Christians, then, may certainly commend a law as good or condemn it as evil. They may declare it consistent or inconsistent with the faith. But not even a good law may be simply identified with the faith; Christians must not speak of a tax code, marriage ordinance, or welfare policy as Christian no matter how much, or even how rightly, they desire its enactment or preservation. That predicate has been preempted by the law of God.

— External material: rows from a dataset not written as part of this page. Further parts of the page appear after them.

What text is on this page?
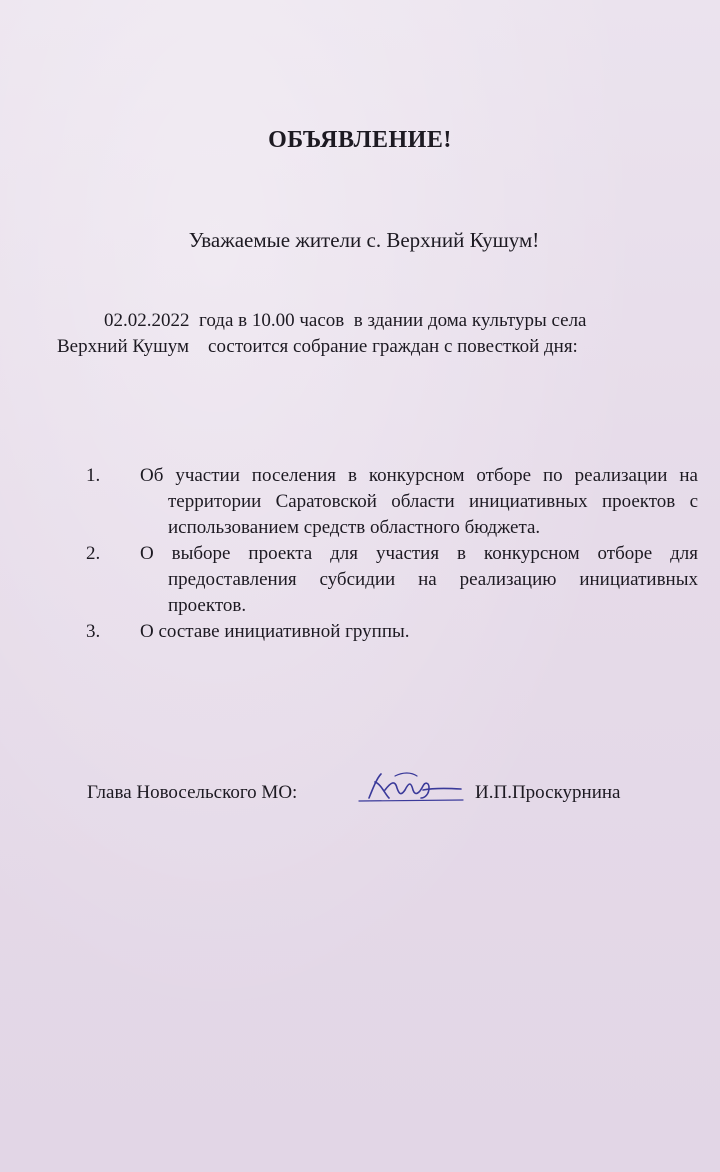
ОБЪЯВЛЕНИЕ!
Уважаемые жители с. Верхний Кушум!
02.02.2022  года в 10.00 часов  в здании дома культуры села
Верхний Кушум    состоится собрание граждан с повесткой дня:
1. Об участии поселения в конкурсном отборе по реализации на территории Саратовской области инициативных проектов с использованием средств областного бюджета.
2. О выборе проекта для участия в конкурсном отборе для предоставления субсидии на реализацию инициативных проектов.
3. О составе инициативной группы.
Глава Новосельского МО:	И.П.Проскурнина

The civil law will be Christian—if it still exists at all—only when Christ himself has returned to rule: not when a coalition of religious conservatives has got itself elected. -- J. Budziszewski
"The Christian conception of marriage is one: the other is the quite different question-how far Christians, if they are voters or Members of Parliament, ought to try to force their views of marriage on the rest of the community by embodying them in the divorce laws. A great many people seem to think that if you are a Christian yourself you should try to make divorce difficult for every one . . . the Churches should frankly recognise that the majority of the British people are not Christians and, therefore, cannot be expected to live Christian lives. There ought to be two distinct kinds of marriage: one governed by the State with rules enforced on all citizens, the other governed by the Church with rules enforced by her on her own members. The distinction ought to be quite sharp, so that a man knows which couples are married in a Christian sense and which are not. " -- Mere ChristianityMoralism denies the freedom we have in Christ (see pretty much all of Romans again) to those who do not know Christ. While, as Paul says, all things are legal for us (even if they are not good) - the moralist tells folks that God restricts their freedom even if they are not Christians. This is the type of religion Christ accused the Pharisees of loading down people with:
Luke 11:46 But Jesus replied, “Woe to you experts in religious law as well! You load people down with burdens difficult to bear, yet you yourselves refuse to touch the burdens with even one of your fingers!Again, this is a condemnation of hypocrisy - but there is little difference in expecting someone to carry a burden that you should, but will not, carry; and telling them they are expected to carry one that you know you are not required to carry at all. Indeed, the latter is exactly anti-Gospel. If the Good News is that God's Grace saves us even though we are sinners, why would we attempt to impose religious requirements on folks who have the same grace available to them - especially before they are even part of the Body of Christ?
As mentioned under point 1 -- and will probably be mentioned under every point -- it is incumbant upon Christians to work for right order and justice in the society in which we live. However, our duties to the Body of Christ, the Great Commission, and the Kingdom of God trump our requirements as Christian citizens of a nation state.